The US Secretary of Labour, Robert B. Reich speaking at the plenary session of the 75th International Labour Conference claimed that the issue of international labour standards had gained "an extra degree of salience, symbolized by the recognition at Marrakesh that labour standards must be taken into account in formulating the work for the new World Trade Organization".

"We have advanced beyond the conceptual gridlock that plagued the international community for so long," Reich declared, adding: "few are willing to argue openly that labour standards, however egregious, are strictly internal affairs. Nor are there many candid advocates for the opposite extreme that standards must be identical in every country. We have achieved that essential prerequisite to agreement -- a consensus to look to the middle ground."

But despite Reich's claim, the Marrakesh meeting closing the Uruguay Round negotiations and establishing a Preparatory Committee for the WTO was unable to reach any such agreement. The United States and a few others raised the issue of trade and labour standard linkages, but were vehemently opposed by others including many developing countries.

In his concluding remarks, the Chairman of the Marrakesh meeting, Uruguay Foreign Minister Sergio Abreu Bonilla listed over a dozen issues raised by various Ministers in their speeches and said that a function of the WTO preparatory committee (which would take decisions by consensus) would be to discuss suggestions for inclusion of additional items in the agenda of the WTO's work programme.

The US and France are reportedly joining forces in their attempts to raise the issue, which is viewed by developing countries as an attempt to forge new protectionist instruments for post-2005 when the MFA restrictions have to be dismantled under the WTO.

Reich insisted on the "legitimacy" of defining some "absolute standards" to which every country was expected to hew. Any list of core labour standards, he said, should include gods produced by prison or salve labour, some forms of child labour.

Beyond a "short list" of core labour standards, judgements "must become more conditional" and the international community should not attempt to dictate levels of working hours, minimum wages, benefits or health and safety standards uniformly matching those of the US and other industrialized nations.

He saw merit in the belief that developing countries must grow richer to improve living and working conditions, and that they must trade to grow richer. This observation, he added, implicitly acknowledged that standards should not be static and that a country's ability to offer its citizens better working lives rose with development and international expectations might properly rise as well.

By listing, but not defining the "core" labour standards, and staking out a claim for international expectations on increasing labour standards in developing countries, Reich laid out a justification for future trade restrictions by saying: "If a country pursues policies that hold down living standards and limit to a narrow elite the benefits of trade, the promise of open commerce is perverted and drained of its rationale".

The US labour secretary then went to suggest democratic institutions and trends as the criteria by which the international community should focus attention on the legitimate right to expect rising labour conditions to accompany third world growth.

Where there were reasonably robust democratic institutions, it could be presumed that the labour conditions reflected what a country could afford, given its level of development.

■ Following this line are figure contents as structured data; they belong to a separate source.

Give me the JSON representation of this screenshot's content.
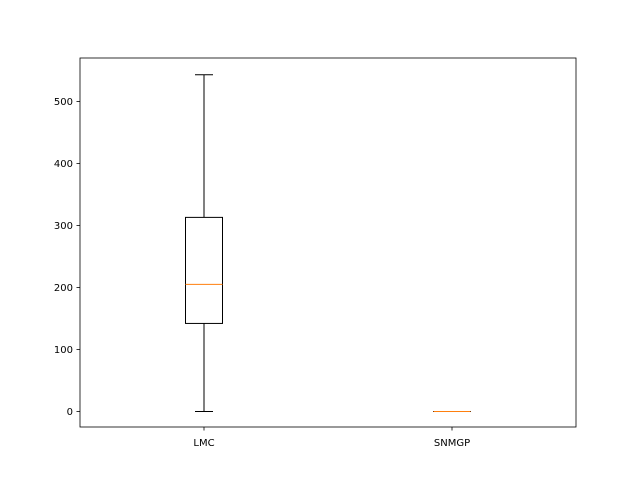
{
  "chart_data": {
    "type": "box",
    "title": "",
    "xlabel": "",
    "ylabel": "",
    "categories": [
      "LMC",
      "SNMGP"
    ],
    "ylim": [
      -25,
      570
    ],
    "yticks": [
      0,
      100,
      200,
      300,
      400,
      500
    ],
    "yticklabels": [
      "0",
      "100",
      "200",
      "300",
      "400",
      "500"
    ],
    "grid": false,
    "boxes": [
      {
        "name": "LMC",
        "whisker_low": 0,
        "q1": 142,
        "median": 205,
        "q3": 313,
        "whisker_high": 543
      },
      {
        "name": "SNMGP",
        "whisker_low": 0,
        "q1": 0,
        "median": 0,
        "q3": 0,
        "whisker_high": 0
      }
    ],
    "colors": {
      "box": "#000000",
      "median": "#ff7f0e",
      "axes": "#000000"
    }
  }
}
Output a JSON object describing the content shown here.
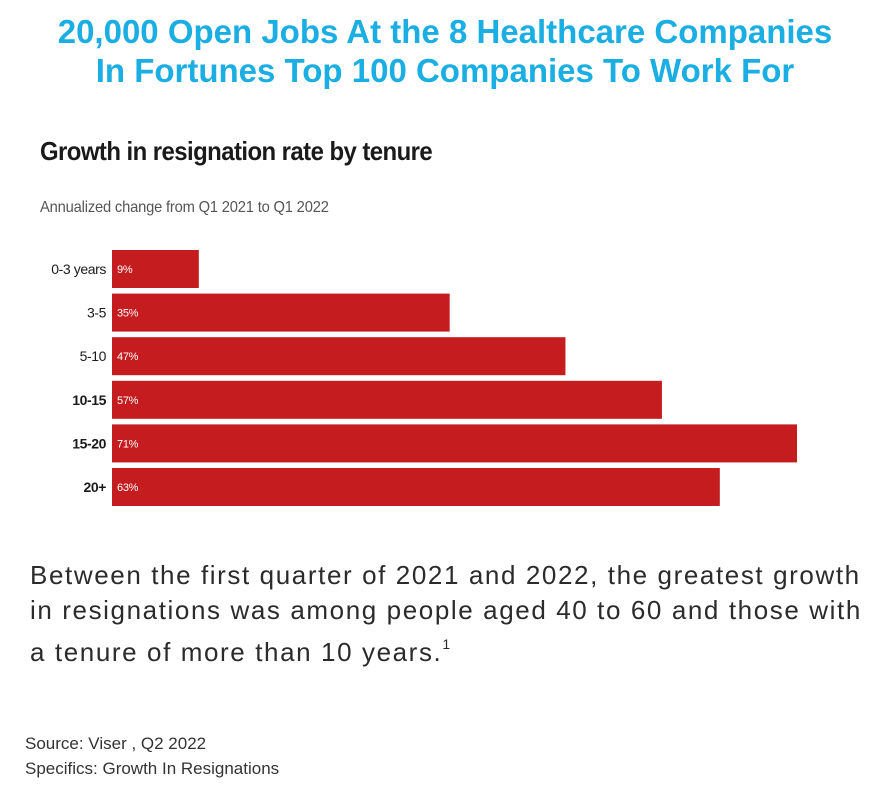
{
  "headline": {
    "line1": "20,000 Open Jobs At the 8 Healthcare Companies",
    "line2": "In Fortunes Top 100 Companies To Work For"
  },
  "description": {
    "text": "Between the first quarter of 2021 and 2022, the greatest growth in resignations was among people aged 40 to 60 and those with a tenure of more than 10 years.",
    "footnote": "1"
  },
  "source": {
    "line1": "Source: Viser , Q2 2022",
    "line2": "Specifics: Growth In Resignations"
  },
  "chart_data": {
    "type": "bar",
    "orientation": "horizontal",
    "title": "Growth in resignation rate by tenure",
    "subtitle": "Annualized change from Q1 2021 to Q1 2022",
    "categories": [
      "0-3 years",
      "3-5",
      "5-10",
      "10-15",
      "15-20",
      "20+"
    ],
    "values": [
      9,
      35,
      47,
      57,
      71,
      63
    ],
    "value_labels": [
      "9%",
      "35%",
      "47%",
      "57%",
      "71%",
      "63%"
    ],
    "bold_categories": [
      "10-15",
      "15-20",
      "20+"
    ],
    "xlim": [
      0,
      71
    ],
    "grid": false,
    "legend": "none",
    "bar_color": "#c41c1f",
    "label_color": "#ffffff"
  }
}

Where democratic institutions were absent trends of low-wage workers becoming better off as trade and investment boosted national income, and the narrowing of the rich-poor gap could be used.

It was preferable for any intervention to be authorized and implemented multilaterally to exploit the expertise of global organizations. There must be a menu of potential responses to labour-standards abuses, varying on nature and severity of their effects. The range could include technical assistance to clear the path to improve, 'sunshine' provisions to highlight abuses, ineligibility for international grants and loan programs and "targeted trade measures".

There should also be "pragmatism" so that intervention would bring about change in the offending nations and not losing sight of the fact that trade itself could be a catalyst for progressive change.

Earlier, Reich said the Clinton administration would pursue ratification of major ILO conventions, but mentioned only the relatively innocuous Convention No 150 as the one that he had recommended the President seek Senate ratifications. Reich also said that the administration was engaged in tripartite discussions on Convention 111 -- the 1958 Discrimination (Employment and Occupation) Convention.

The US has the lowest track record in terms of accession to ILO conventions -- and is not party to any of the basic or core conventions nor those of such global importance as the 1990 Chemicals convention or the 1993 one about prevention of Major Industrial Accident Convention -- agreed to at the ILO in the aftermath of the Bhopal disaster in India in the US Transnational Chemical Company, Union Carbide's plant in that city.